When I moved to New York City to live as an adult more than
20 years ago now, one of the things I most looked forward to was being able to
live without a car. The 10 years of being a car owner had been miserable. My
first car broke down a lot and was finally consumed by flames in an engine fire.
I replaced it with a 15-seat passenger van I purchased from an inebriated
redneck in the back woods of Northeast Georgia. The van also broke down a lot.
The drive shaft fell off on Highway 285 in Atlanta and I give it to charity in
hopes of getting a tax write-off rather than try to sell it.
But time and life circumstances change, and six years ago my
then fiancé and I decided to get a vehicle together as we were building our new
life. I was playing a lot of punk rock shows at the time and we needed
something affordable but that would carry a lot of musical equipment as well as
be suitable for camping and hunting. We couldn’t afford much, but we managed to
find something that fit the bill and was reliable at an affordable price: a
full-length pickup truck that we named Big Bertha.
The name was an homage to my then-finance-now-wife’s great grandmother
Bertha. It was also an alliterative reference to BlueBetty, an ill-fated blue van that I came to possess for several
months and was able to use for only one punk rock show. Driving a
barely-functioning van from Suffolk County to Brooklyn while having to shift
into neutral at every stop to keep it from stalling out is a harrowing
experience that builds character. How that van made it as far as it did is a
miracle. We were never able to get it working and eventually sold it for scrap
metal and got $300 for it, which didn’t fully cover what I had spent to insure
it.
Big Bertha performed flawlessly for every punk rock show,
every camping trip. When my wife and I went on our honeymoon, we drove Big
Bertha to Maine.
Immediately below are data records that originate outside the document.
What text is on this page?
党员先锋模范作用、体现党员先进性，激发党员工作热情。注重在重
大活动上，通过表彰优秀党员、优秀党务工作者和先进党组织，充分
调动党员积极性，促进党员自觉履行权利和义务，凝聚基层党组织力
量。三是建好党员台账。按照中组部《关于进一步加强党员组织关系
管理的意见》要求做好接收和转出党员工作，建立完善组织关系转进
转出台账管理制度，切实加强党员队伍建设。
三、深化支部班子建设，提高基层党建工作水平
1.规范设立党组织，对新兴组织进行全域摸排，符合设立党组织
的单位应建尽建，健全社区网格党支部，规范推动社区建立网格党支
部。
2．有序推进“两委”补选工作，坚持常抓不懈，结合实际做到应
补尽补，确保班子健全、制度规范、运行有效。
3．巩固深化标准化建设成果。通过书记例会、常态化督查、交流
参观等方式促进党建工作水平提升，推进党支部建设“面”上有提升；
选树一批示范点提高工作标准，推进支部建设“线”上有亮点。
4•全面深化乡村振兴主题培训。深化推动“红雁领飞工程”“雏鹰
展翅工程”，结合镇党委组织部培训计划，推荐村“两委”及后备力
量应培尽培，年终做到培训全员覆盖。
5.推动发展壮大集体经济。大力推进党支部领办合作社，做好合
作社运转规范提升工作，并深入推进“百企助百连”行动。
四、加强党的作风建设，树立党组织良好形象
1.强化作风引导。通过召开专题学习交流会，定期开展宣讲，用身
A missed highway exit took us through Lowell, Massachusetts,
where we stopped by to visit Jack Kerouac’s grave (“You don’t look like typical
Kerouacers,” the woman at the cemetery office told us, which we took as a
compliment). When my wife was pregnant with twins, she found it convenient to
use the truck. When our twins were born, Big Bertha enabled us to take our
offspring home from the hospital safely.
Perhaps the greatest immediate benefit was ease of getting
to shows with equipment when playing music. When my band Blackout Shoppers
came home from playing Philadelphia and needed to blast some classic Whitesnake to
the hipster-infested Lower East Side, Big Bertha had the power. When we did a
short tour with TwoMan Advantage, Big Bertha took us through the bitter cold. I
somehow managed to park the nearly 20-foot truck in the East Village when we
opened for Joe Coffee and 45 Adapters at Bowery Electric.
Driving and parking in New York City is not easy. It is
especially difficult to do with a large vehicle. Where we live in Queens makes
owning a car a bit easier, as street parking is possible and there are
residential streets with more available parking than other places. Owning a
vehicle as large as Big Bertha would be impossible in Manhattan and more
popular parts of Brooklyn.
Our punk rock pickup truck persevered, until it didn’t. Its
transmission, which was never 100%, began to decline rapidly over these last
months. When I attempted to drive it to see SLAYER
at Jones Beach, I had to quickly change plans and use the family minivan for
the trip.
We had Big Bertha towed to our mechanic and the prognosis
was not good. Bertha’s transmission was gone and it would be costly to replace.
She had taken her last ride and it was on the back of a flatbed pickup truck.
Luckily, our friend Amy Jackson
happened to be looking for a buyer for her Jeep Grand Cherokee, and we could
not find a better person to help replace our truck. Amy is a photographer and
adventurer. When a friend of hers was seriously ill a few years ago, she
quickly organized and produced the Gentlemen of Punk Rock calendar to raise
money. She accepted our offer and will
be using the money to fund her trip to Antarctica. Amy Jr. will be part of our family
and while she will never have the enormous presence of Big Bertha, she will be
a lot easier to park.
Like many aspects of city living, owning a car is tougher
here than elsewhere, but we find our ways to make it work. A decade ago I never
thought I would own a vehicle again, and now I have two vehicles registered in
my name. Wish us, Amy, and Amy Jr. good luck and smooth travels.